Policy and funding proposals discussed

  • Advanced Market Commitments / Pull funding (Market Shaping Accelerator)
    • Historical success: pneumococcal vaccine AMCs (Gavi + Gates) helped drive lower prices and broader access; estimated to save hundreds of thousands of lives.
    • Proposed repurposing model: federal payers (Medicare/Medicaid/NIH) promise outcome‑based rewards to firms that prove new uses for generics. Payer would measure annual adoption and pay a portion of estimated health‑care savings (pay‑for‑impact).
    • Rough cost estimate: ~ $1 billion per successful repurposing opportunity (policy design still being developed; conversations with HHS ongoing).
  • CureID (FDA)
    • A public, open registry and app to collect clinician/patient reports and published case data to accelerate hypothesis generation and evidence aggregation.
    • Current scale: ~700 clinician submissions, ~650 patient/caregiver submissions, ~5,000 literature cases, and ~115,000 EMR‑extracted cases (mostly for acute COVID‑19).
  • EveryCure’s strategy
    • Combining lab work, AI screening, and targeted clinical programs. Has raised >$100M in philanthropic and federal support to scale repurposing efforts for 15–25 conditions over five years.

Key data & soundbites

  • Rough universe: ~18,000 known human diseases; only ~25% have an FDA‑approved treatment.
  • Drug pipeline: ~4,000 drugs considered for repurposing analysis.
  • Cost/time contrast:
    • New drug development: $1–2 billion and 10–15 years.
    • Repurposing: ~1% of new‑drug development cost (far cheaper and faster).
  • Adoption lag: ~17 years for medical innovations to be widely used.
  • Sirolimus efficacy: helps ~20–25% of Castleman disease patients.
  • Notable quotes:
    • “For a disease that had a 90% fatality rate, to have two patients survive … was pretty remarkable.” — Heather Stone (FDA), on nitroxoline use for balamuthia.
    • “These drugs are already at the pharmacy … and they’re cheap.” — David Fagenbaum (EveryCure).
    • “If you come up with a brand‑new use for an existing pharmaceutical compound, you can get a patent … the problem in practice is that it’s completely unenforceable.” — Chris Snyder (economist, Market Shaping Accelerator).

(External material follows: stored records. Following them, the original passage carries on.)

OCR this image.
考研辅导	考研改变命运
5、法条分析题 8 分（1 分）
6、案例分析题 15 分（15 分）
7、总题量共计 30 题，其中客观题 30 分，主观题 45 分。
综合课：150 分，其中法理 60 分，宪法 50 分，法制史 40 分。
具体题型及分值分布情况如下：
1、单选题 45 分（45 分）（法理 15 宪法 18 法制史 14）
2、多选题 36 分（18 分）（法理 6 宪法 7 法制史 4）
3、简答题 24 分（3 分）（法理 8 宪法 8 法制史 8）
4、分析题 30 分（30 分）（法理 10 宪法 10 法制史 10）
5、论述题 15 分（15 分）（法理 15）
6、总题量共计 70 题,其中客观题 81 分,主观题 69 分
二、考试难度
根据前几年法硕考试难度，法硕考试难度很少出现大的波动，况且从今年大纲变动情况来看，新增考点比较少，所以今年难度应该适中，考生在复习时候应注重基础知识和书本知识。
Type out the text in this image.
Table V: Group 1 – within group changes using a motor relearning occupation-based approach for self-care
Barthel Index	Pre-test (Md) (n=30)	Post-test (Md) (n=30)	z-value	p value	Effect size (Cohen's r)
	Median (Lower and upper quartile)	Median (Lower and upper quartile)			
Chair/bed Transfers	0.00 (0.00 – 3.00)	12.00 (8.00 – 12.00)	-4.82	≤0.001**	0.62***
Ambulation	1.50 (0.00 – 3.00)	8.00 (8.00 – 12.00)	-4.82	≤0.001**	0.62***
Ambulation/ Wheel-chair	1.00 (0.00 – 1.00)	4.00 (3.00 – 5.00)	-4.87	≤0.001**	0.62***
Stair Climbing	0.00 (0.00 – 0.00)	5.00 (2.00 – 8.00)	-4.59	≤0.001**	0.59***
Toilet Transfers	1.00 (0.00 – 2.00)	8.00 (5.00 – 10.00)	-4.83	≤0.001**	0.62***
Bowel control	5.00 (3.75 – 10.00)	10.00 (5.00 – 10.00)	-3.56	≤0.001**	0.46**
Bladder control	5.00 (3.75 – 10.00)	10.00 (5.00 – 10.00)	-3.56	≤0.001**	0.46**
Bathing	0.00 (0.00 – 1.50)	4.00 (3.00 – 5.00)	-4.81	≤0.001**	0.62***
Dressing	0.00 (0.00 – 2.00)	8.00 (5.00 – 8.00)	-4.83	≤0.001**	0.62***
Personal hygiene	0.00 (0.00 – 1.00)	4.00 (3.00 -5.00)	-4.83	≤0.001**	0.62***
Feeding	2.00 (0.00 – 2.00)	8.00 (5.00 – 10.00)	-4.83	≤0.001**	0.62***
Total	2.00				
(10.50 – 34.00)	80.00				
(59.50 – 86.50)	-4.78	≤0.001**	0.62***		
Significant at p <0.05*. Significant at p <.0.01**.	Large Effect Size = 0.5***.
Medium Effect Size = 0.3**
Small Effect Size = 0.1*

Takeaways and recommended next steps (for policymakers, clinicians, and the public)

  • For policymakers:
    • Consider scalable pull‑funding mechanisms (outcome‑based rewards) to create financial incentives for repurposing generics.
    • Support registries and better data linkage to measure real‑world impact and speed adoption.
  • For researchers and funders:
    • Invest more in repurposing research (experts suggested current funding is a fraction of 1% — possibly should be much larger given ROI).
    • Combine AI screening with targeted lab validation and pragmatic trials.
  • For clinicians and patients:
    • Contribute to CureID and similar registries to build the evidence base.
    • Stay alert to high‑quality trials showing large benefits for low‑cost interventions (e.g., peri‑tumor lidocaine).
  • For philanthropists and foundations:
    • Funding can be catalytic (EveryCure’s $100M shows philanthropic capital can scale programs that government funding has neglected).

Bottom line

Repurposing existing drugs is a scientifically plausible, cost‑effective route to treat many unmet medical needs. The bottleneck is largely economic and institutional: the lack of incentives for companies to run trials on generics and the slow uptake of evidence. Practical solutions discussed include public pull‑funding models that pay for impact, better registries (CureID), AI‑driven screening (EveryCure), and targeted philanthropic and government support to bridge the incentive gap. If implemented at scale, these changes could unlock many low‑cost, life‑saving treatments hiding in plain sight.